On the other hand, the variety of connected devices and systems provides us a lot of tools than ever when it involves safeguarding lives and property. In an emergency, in-building wireless allows those that are trapped or endangered to call for help; security cameras will determine and find intruders; environmental sensors alert building occupants at the primary signs of fire.
Yes, technology has created some challenges. But, when you think about it, no doubt safeguarding lives is more necessary than improving productivity. If you can’t defend your staff and guests, nothing else matters—which brings us to the importance of your network infrastructure.
Depending on however you look at it, your physical layer infrastructure is your 1st or last line of defense throughout an emergency.
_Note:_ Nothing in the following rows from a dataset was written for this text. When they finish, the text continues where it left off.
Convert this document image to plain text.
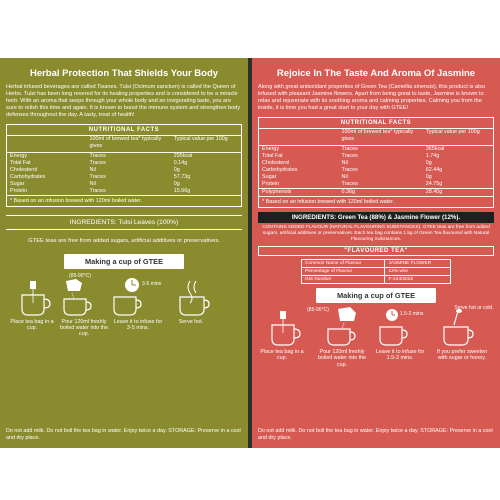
Herbal Protection That Shields Your Body
Herbal infused beverages are called Tisanes. Tulsi (Ocimum sanctum) is called the Queen of Herbs. Tulsi has been long revered for its healing properties and is considered to be a miracle herb. With an aroma that seeps through your whole body and an invigorating taste, you are sure to relish this time and again. It is known to boost the immune system and strengthen body defenses throughout the day. A tasty, treat of health!
NUTRITIONAL FACTS
	100ml of brewed tea* typically gives	Typical value per 100g
Energy	Traces	295kcal
Total Fat	Traces	0.14g
Cholesterol	Nil	0g
Carbohydrates	Traces	57.73g
Sugar	Nil	0g
Protein	Traces	15.66g
* Based on an infusion brewed with 120ml boiled water.
INGREDIENTS: Tulsi Leaves (100%)
GTEE teas are free from added sugars, artificial additives or preservatives.
Making a cup of GTEE
(85-90°C)
3-5 mins
Place tea bag in a cup.
Pour 120ml freshly boiled water into the cup.
Leave it to infuse for 3-5 mins.
Serve hot.
Do not add milk. Do not boil the tea bag in water. Enjoy twice a day. STORAGE: Preserve in a cool and dry place.
Rejoice In The Taste And Aroma Of Jasmine
Along with great antioxidant properties of Green Tea (Camellia sinensis), this product is also infused with pleasant Jasmine flowers. Apart from being great to taste, Jasmine is known to relax and rejuvenate with its soothing aroma and calming properties. Calming you from the inside, it is time you had a great start to your day with GTEE!
NUTRITIONAL FACTS
	100ml of brewed tea* typically gives	Typical value per 100g
Energy	Traces	365kcal
Total Fat	Traces	1.74g
Cholesterol	Nil	0g
Carbohydrates	Traces	62.44g
Sugar	Nil	0g
Protein	Traces	24.75g
Polyphenols	0.36g	28.40g
* Based on an infusion brewed with 120ml boiled water.
INGREDIENTS: Green Tea (88%) & Jasmine Flower (12%).
CONTAINS ADDED FLAVOUR (NATURAL FLAVOURING SUBSTANCES). GTEE teas are free from added sugars, artificial additives or preservatives. Each tea bag contains 1.5g of Green Tea flavoured with Natural Flavouring Substances.
"FLAVOURED TEA"
Common Name of Flavour	JASMINE FLOWER
Percentage of Flavour	12% w/w
INS Number	F-244/2015
Making a cup of GTEE
(85-90°C)
1.5-2 mins
Serve hot or cold.
Place tea bag in a cup.
Pour 120ml freshly boiled water into the cup.
Leave it to infuse for 1.5-2 mins.
If you prefer sweeten with sugar or honey.
Do not add milk. Do not boil the tea bag in water. Enjoy twice a day. STORAGE: Preserve in a cool and dry place.
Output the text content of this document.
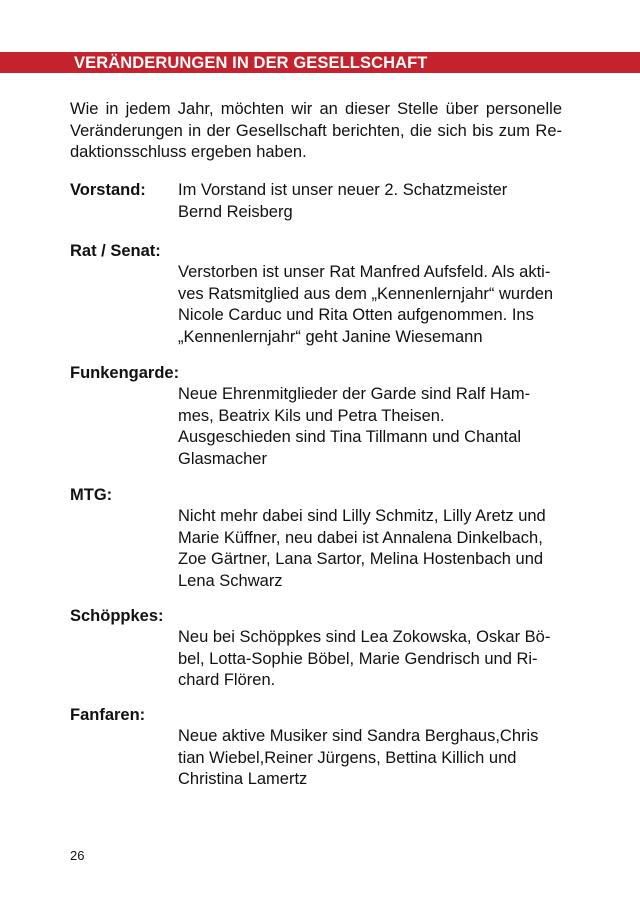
VERÄNDERUNGEN IN DER GESELLSCHAFT
Wie in jedem Jahr, möchten wir an dieser Stelle über personelle
Veränderungen in der Gesellschaft berichten, die sich bis zum Re-
daktionsschluss ergeben haben.
Vorstand: Im Vorstand ist unser neuer 2. Schatzmeister
Bernd Reisberg
Rat / Senat:
Verstorben ist unser Rat Manfred Aufsfeld. Als akti-
ves Ratsmitglied aus dem „Kennenlernjahr“ wurden
Nicole Carduc und Rita Otten aufgenommen. Ins
„Kennenlernjahr“ geht Janine Wiesemann
Funkengarde:
Neue Ehrenmitglieder der Garde sind Ralf Ham-
mes, Beatrix Kils und Petra Theisen.
Ausgeschieden sind Tina Tillmann und Chantal
Glasmacher
MTG:
Nicht mehr dabei sind Lilly Schmitz, Lilly Aretz und
Marie Küffner, neu dabei ist Annalena Dinkelbach,
Zoe Gärtner, Lana Sartor, Melina Hostenbach und
Lena Schwarz
Schöppkes:
Neu bei Schöppkes sind Lea Zokowska, Oskar Bö-
bel, Lotta-Sophie Böbel, Marie Gendrisch und Ri-
chard Flören.
Fanfaren:
Neue aktive Musiker sind Sandra Berghaus,Chris
tian Wiebel,Reiner Jürgens, Bettina Killich und
Christina Lamertz
26
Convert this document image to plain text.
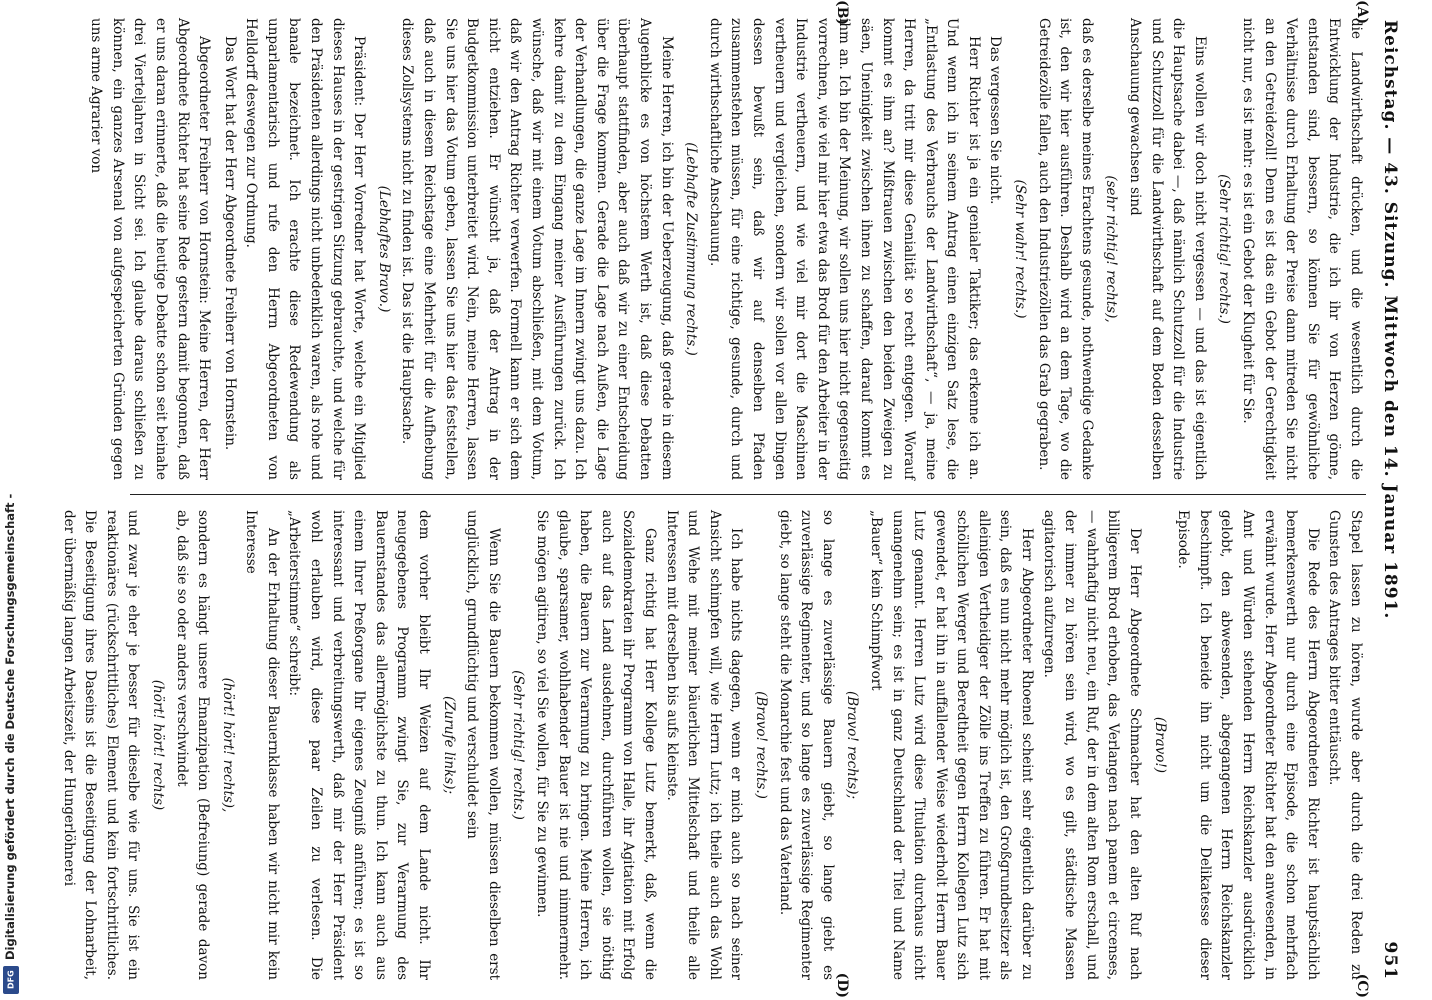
Digitalisierung gefördert durch die Deutsche Forschungsgemeinschaft -
DFG
Reichstag. — 43. Sitzung. Mittwoch den 14. Januar 1891.
951
(A)
(B)
(C)
(D)

die Landwirthschaft drücken, und die wesentlich durch die Entwicklung der Industrie, die ich ihr von Herzen gönne, entstanden sind, bessern, so können Sie für gewöhnliche Verhältnisse durch Erhaltung der Preise dann mitreden Sie nicht an den Getreidezoll! Denn es ist das ein Gebot der Gerechtigkeit nicht nur, es ist mehr: es ist ein Gebot der Klugheit für Sie.

(Sehr richtig! rechts.)

Eins wollen wir doch nicht vergessen — und das ist eigentlich die Hauptsache dabei —, daß nämlich Schutzzoll für die Industrie und Schutzzoll für die Landwirthschaft auf dem Boden desselben Anschauung gewachsen sind

(sehr richtig! rechts),

daß es derselbe meines Erachtens gesunde, nothwendige Gedanke ist, den wir hier ausführen. Deshalb wird an dem Tage, wo die Getreidezölle fallen, auch den Industriezöllen das Grab gegraben.

(Sehr wahr! rechts.)

Das vergessen Sie nicht.

Herr Richter ist ja ein genialer Taktiker; das erkenne ich an. Und wenn ich in seinem Antrag einen einzigen Satz lese, die „Entlastung des Verbrauchs der Landwirthschaft“, — ja, meine Herren, da tritt mir diese Genialität so recht entgegen. Worauf kommt es ihm an? Mißtrauen zwischen den beiden Zweigen zu säen, Uneinigkeit zwischen ihnen zu schaffen, darauf kommt es ihm an. Ich bin der Meinung, wir sollen uns hier nicht gegenseitig vorrechnen, wie viel mir hier etwa das Brod für den Arbeiter in der Industrie vertheuern, und wie viel mir dort die Maschinen vertheuern und vergleichen, sondern wir sollen vor allen Dingen dessen bewußt sein, daß wir auf denselben Pfaden zusammenstehen müssen, für eine richtige, gesunde, durch und durch wirthschaftliche Anschauung.

(Lebhafte Zustimmung rechts.)

Meine Herren, ich bin der Ueberzeugung, daß gerade in diesem Augenblicke es von höchstem Werth ist, daß diese Debatten überhaupt stattfinden, aber auch daß wir zu einer Entscheidung über die Frage kommen. Gerade die Lage nach Außen, die Lage der Verhandlungen, die ganze Lage im Innern zwingt uns dazu. Ich kehre damit zu dem Eingang meiner Ausführungen zurück. Ich wünsche, daß wir mit einem Votum abschließen, mit dem Votum, daß wir den Antrag Richter verwerfen. Formell kann er sich dem nicht entziehen. Er wünscht ja, daß der Antrag in der Budgetkommission unterbreitet wird. Nein, meine Herren, lassen Sie uns hier das Votum geben, lassen Sie uns hier das feststellen, daß auch in diesem Reichstage eine Mehrheit für die Aufhebung dieses Zollsystems nicht zu finden ist. Das ist die Hauptsache.

(Lebhaftes Bravo.)

Präsident: Der Herr Vorredner hat Worte, welche ein Mitglied dieses Hauses in der gestrigen Sitzung gebrauchte, und welche für den Präsidenten allerdings nicht unbedenklich waren, als rohe und banale bezeichnet. Ich erachte diese Redewendung als unparlamentarisch und rufe den Herrn Abgeordneten von Helldorff deswegen zur Ordnung.

Das Wort hat der Herr Abgeordnete Freiherr von Hornstein.

Abgeordneter Freiherr von Hornstein: Meine Herren, der Herr Abgeordnete Richter hat seine Rede gestern damit begonnen, daß er uns daran erinnerte, daß die heutige Debatte schon seit beinahe drei Vierteljahren in Sicht sei. Ich glaube daraus schließen zu können, ein ganzes Arsenal von aufgespeicherten Gründen gegen uns arme Agrarier von

Stapel lassen zu hören, wurde aber durch die drei Reden zu Gunsten des Antrages bitter enttäuscht.

Die Rede des Herrn Abgeordneten Richter ist hauptsächlich bemerkenswerth nur durch eine Episode, die schon mehrfach erwähnt wurde. Herr Abgeordneter Richter hat den anwesenden, in Amt und Würden stehenden Herrn Reichskanzler ausdrücklich gelobt, den abwesenden, abgegangenen Herrn Reichskanzler beschimpft. Ich beneide ihn nicht um die Delikatesse dieser Episode.

(Bravo!)

Der Herr Abgeordnete Schmacher hat den alten Ruf nach billigerem Brod erhoben, das Verlangen nach panem et circenses, — wahrhaftig nicht neu, ein Ruf, der in dem alten Rom erschall, und der immer zu hören sein wird, wo es gilt, städtische Massen agitatorisch aufzuregen.

Herr Abgeordneter Rhoenel scheint sehr eigentlich darüber zu sein, daß es nun nicht mehr möglich ist, den Großgrundbesitzer als alleinigen Vertheidiger der Zölle ins Treffen zu führen. Er hat mit schöllichen Werger und Beredtheit gegen Herrn Kollegen Lutz sich gewendet, er hat ihn in auffallender Weise wiederholt Herrn Bauer Lutz genannt. Herren Lutz wird diese Titulation durchaus nicht unangenehm sein; es ist in ganz Deutschland der Titel und Name „Bauer“ kein Schimpfwort

(Bravo! rechts);

so lange es zuverlässige Bauern giebt, so lange giebt es zuverlässige Regimenter, und so lange es zuverlässige Regimenter giebt, so lange steht die Monarchie fest und das Vaterland.

(Bravo! rechts.)

Ich habe nichts dagegen, wenn er mich auch so nach seiner Ansicht schimpfen will, wie Herrn Lutz; ich theile auch das Wohl und Wehe mit meiner bäuerlichen Mittelschaft und theile alle Interessen mit derselben bis aufs kleinste.

Ganz richtig hat Herr Kollege Lutz bemerkt, daß, wenn die Sozialdemokraten ihr Programm von Halle, ihr Agitation mit Erfolg auch auf das Land ausdehnen, durchführen wollen, sie nöthig haben, die Bauern zur Verarmung zu bringen. Meine Herren, ich glaube, sparsamer, wohlhabender Bauer ist nie und nimmermehr. Sie mögen agitiren, so viel Sie wollen, für Sie zu gewinnen.

(Sehr richtig! rechts.)

Wenn Sie die Bauern bekommen wollen, müssen dieselben erst unglücklich, grundflüchtig und verschuldet sein

(Zurufe links);

dem vorher bleibt Ihr Weizen auf dem Lande nicht. Ihr neugegebenes Programm zwingt Sie, zur Verarmung des Bauernstandes das allermöglichste zu thun. Ich kann auch aus einem Ihrer Preßorgane Ihr eigenes Zeugniß anführen; es ist so interessant und verbreitungswerth, daß mir der Herr Präsident wohl erlauben wird, diese paar Zeilen zu verlesen. Die „Arbeiterstimme“ schreibt:

An der Erhaltung dieser Bauernklasse haben wir nicht mir kein Interesse

(hört! hört! rechts),

sondern es hängt unsere Emanzipation (Befreiung) gerade davon ab, daß sie so oder anders verschwindet

(hört! hört! rechts)

und zwar je eher je besser für dieselbe wie für uns. Sie ist ein reaktionäres (rückschrittliches) Element und kein fortschrittliches. Die Beseitigung ihres Daseins ist die Beseitigung der Lohnarbeit, der übermäßig langen Arbeitszeit, der Hungerlöhnerei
From the structured cabling network to the multiple connected systems—like in-building wireless, building security, and lighting—virtually every side of your building’s physical layer infrastructure plays a job in protecting lives and property.
Start with your in-building wireless network. outdoor macro networks typically have issues penetrating buildings. Obtaining a reliable connection—especially in places like elevators, basements, and parking garages—may well depend on a reliable in-building wireless solution. Additionally, to public mobile traffic, these systems are more and more expected to support dedicated public safety frequencies employed by 1st responders.
Then there’s a good variety of devices that are connected throughout the enterprise and significant to minimizing damage in an emergency. These embody video surveillance cameras, fire alarms, and smoke detection sensors, access security controls, low-voltage lighting, and more. All these systems rely on a resilient cabling infrastructure—one that may both help stop a crisis from erupting and minimize the harm should an emergency develop.
There are many steps you can go to to help improve your network’s resiliency. For instance, by supporting your connected devices with PoE or a powered fiber cabling system, you’ll be able to help guarantee vital security systems (including in-building wireless networks) stay operational even if you lose the main power.
Just as PoE and powered fiber networks guarantee power continuity, the fire rating of your network cable helps guarantee connected systems stay operational for as long as possible. Therefore, it’s important that every infrastructure cabling meet or exceed minimum fire safety ratings. These will vary considerably by location, thus it’s necessary to consult the local authority having jurisdiction.
These are simply a couple of the areas to think about when it comes to improving the resiliency of your infrastructure—and safeguarding the individuals and assets inside your buildings.